Douyin Scraper (NL Search)

PassAudited by VirusTotal on May 11, 2026.

Overview

Type: OpenClaw Skill Name: douyin-scraper-nl Version: 3.0.0 The skill is a Douyin scraper that uses Playwright for automation and a third-party Baidu AI Studio endpoint (aistudio-app.com) for OCR. It is classified as suspicious due to a path traversal vulnerability in `scripts/full_workflow.py`, where the user-provided `keyword` is used to construct output file paths without sanitization. Additionally, the instructions in `SKILL.md` for the agent to read and summarize OCR-extracted text from external sources create a risk of indirect prompt injection, where malicious content on a scraped page could influence the agent's behavior.

Findings (0)

Artifact-based informational review of SKILL.md, metadata, install specs, static scan signals, and capability signals.
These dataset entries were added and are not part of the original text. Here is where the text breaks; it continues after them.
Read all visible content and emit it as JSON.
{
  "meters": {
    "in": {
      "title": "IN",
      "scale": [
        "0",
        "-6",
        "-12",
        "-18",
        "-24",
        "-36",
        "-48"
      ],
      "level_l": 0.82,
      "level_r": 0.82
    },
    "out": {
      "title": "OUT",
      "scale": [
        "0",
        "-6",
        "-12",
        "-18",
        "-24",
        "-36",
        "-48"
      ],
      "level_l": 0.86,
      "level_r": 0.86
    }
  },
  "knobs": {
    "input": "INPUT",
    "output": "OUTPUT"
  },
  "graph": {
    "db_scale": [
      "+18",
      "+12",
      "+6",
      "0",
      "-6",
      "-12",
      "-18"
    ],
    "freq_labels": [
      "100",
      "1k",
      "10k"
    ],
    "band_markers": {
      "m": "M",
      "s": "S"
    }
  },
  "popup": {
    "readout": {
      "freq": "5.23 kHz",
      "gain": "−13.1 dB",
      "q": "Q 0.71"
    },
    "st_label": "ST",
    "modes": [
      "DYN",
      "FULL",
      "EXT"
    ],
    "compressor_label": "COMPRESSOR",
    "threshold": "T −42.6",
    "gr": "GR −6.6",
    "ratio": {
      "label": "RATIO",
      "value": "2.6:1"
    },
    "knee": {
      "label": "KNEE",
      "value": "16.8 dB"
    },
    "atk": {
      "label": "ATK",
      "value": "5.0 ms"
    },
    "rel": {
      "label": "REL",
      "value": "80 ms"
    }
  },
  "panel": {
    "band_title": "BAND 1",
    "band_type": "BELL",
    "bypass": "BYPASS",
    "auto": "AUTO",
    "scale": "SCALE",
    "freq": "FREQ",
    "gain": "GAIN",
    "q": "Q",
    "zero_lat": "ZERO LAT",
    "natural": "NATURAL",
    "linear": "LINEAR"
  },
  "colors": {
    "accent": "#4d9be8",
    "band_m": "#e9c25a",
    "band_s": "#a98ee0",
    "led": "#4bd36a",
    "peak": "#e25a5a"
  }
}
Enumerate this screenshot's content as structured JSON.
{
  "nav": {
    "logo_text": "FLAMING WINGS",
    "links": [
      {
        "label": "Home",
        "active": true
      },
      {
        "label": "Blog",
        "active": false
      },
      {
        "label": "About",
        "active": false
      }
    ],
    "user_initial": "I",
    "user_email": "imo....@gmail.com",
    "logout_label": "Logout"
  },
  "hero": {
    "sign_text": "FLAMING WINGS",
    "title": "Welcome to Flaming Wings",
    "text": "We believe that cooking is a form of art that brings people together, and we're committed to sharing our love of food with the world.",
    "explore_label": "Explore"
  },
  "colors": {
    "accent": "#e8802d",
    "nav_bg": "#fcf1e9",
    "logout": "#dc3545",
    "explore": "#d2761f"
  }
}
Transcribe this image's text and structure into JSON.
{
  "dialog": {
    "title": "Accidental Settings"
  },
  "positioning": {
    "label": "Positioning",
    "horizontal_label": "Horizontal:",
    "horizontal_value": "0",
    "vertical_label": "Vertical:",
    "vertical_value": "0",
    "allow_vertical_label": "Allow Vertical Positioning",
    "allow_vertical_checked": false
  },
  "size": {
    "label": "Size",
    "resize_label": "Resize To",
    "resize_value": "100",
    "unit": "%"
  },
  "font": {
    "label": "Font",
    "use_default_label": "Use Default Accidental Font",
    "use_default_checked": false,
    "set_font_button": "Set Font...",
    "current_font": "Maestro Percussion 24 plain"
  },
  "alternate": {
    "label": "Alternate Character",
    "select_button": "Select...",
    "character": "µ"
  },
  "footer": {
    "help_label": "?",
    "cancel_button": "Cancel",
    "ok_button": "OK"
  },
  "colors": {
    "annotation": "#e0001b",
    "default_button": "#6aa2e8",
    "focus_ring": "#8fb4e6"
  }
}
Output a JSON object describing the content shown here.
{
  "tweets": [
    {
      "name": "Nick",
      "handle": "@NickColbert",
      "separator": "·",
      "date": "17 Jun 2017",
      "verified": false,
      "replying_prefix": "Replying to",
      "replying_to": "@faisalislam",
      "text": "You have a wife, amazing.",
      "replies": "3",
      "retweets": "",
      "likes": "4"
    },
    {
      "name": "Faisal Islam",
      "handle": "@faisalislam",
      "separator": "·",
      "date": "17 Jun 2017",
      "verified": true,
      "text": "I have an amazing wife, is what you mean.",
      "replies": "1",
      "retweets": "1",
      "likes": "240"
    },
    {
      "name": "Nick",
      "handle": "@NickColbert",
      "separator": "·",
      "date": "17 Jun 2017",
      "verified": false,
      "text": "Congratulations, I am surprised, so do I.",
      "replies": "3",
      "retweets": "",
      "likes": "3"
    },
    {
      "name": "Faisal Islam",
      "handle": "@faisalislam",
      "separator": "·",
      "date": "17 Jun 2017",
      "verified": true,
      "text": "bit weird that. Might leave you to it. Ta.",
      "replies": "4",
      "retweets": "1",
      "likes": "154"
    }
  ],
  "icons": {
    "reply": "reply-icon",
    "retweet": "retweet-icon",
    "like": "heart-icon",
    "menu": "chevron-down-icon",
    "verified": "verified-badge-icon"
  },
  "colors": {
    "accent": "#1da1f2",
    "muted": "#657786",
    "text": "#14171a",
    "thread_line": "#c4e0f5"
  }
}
ClawScan does not execute the skill or run runtime probes.

What this means

Using this skill could cause account, IP, or platform-policy consequences and may bypass safeguards that the site uses to limit automated scraping.

Why it was flagged

The skill explicitly says it bypasses anti-scraping protections and uses anti-detection behavior to avoid CAPTCHA triggers while scraping Douyin.

Skill content
Playwright 截图(绕过反爬虫) ... 反检测:有头浏览器(headless=False)+ 拟人操作节奏,避免触发验证码
Recommendation

Only use it where you have permission to automate collection, keep collection volumes low, and do not use it to evade platform restrictions or bot protections.

What this means

Anyone with access to the skill directory may be able to reuse the saved Douyin session, and automated scraping will run under the user's logged-in account context.

Why it was flagged

The login flow stores a persistent browser profile for Douyin in the skill directory so later runs can use the logged-in session.

Skill content
PROFILE_DIR = Path(__file__).parent.parent / "profile" ... launch_persistent_context(user_data_dir=str(PROFILE_DIR), headless=False, ...)
Recommendation

Use a dedicated account if possible, restrict filesystem access to the skill directory, and clear the profile when finished using the provided clear option or by deleting the profile directory.

What this means

Images captured from Douyin notes and the OCR token are transmitted to the OCR provider endpoint for processing.

Why it was flagged

The OCR step sends base64-encoded screenshot data and the configured OCR token to an external OCR API endpoint.

Skill content
OCR_API_URL = os.getenv("BAIDU_PADDLEOCR_API_URL", "https://r41cd0p9x7dfp1s7.aistudio-app.com/layout-parsing") ... headers = {"Authorization": f"token {OCR_TOKEN}" ...} ... requests.post(OCR_API_URL, json=payload, headers=headers, timeout=30)
Recommendation

Confirm the OCR endpoint is the provider you intend to use, avoid scraping private or sensitive content, and use a token with the minimum needed scope.

What this means

Dependency changes or compromised packages could affect the local environment where the skill runs.

Why it was flagged

The setup instructions ask the user to install unpinned Python packages and a browser runtime; this is expected for Playwright automation but still depends on external package provenance.

Skill content
pip install playwright requests python-dotenv
python -m playwright install chromium
Recommendation

Install in an isolated virtual environment and pin or review package versions if using this skill in a sensitive environment.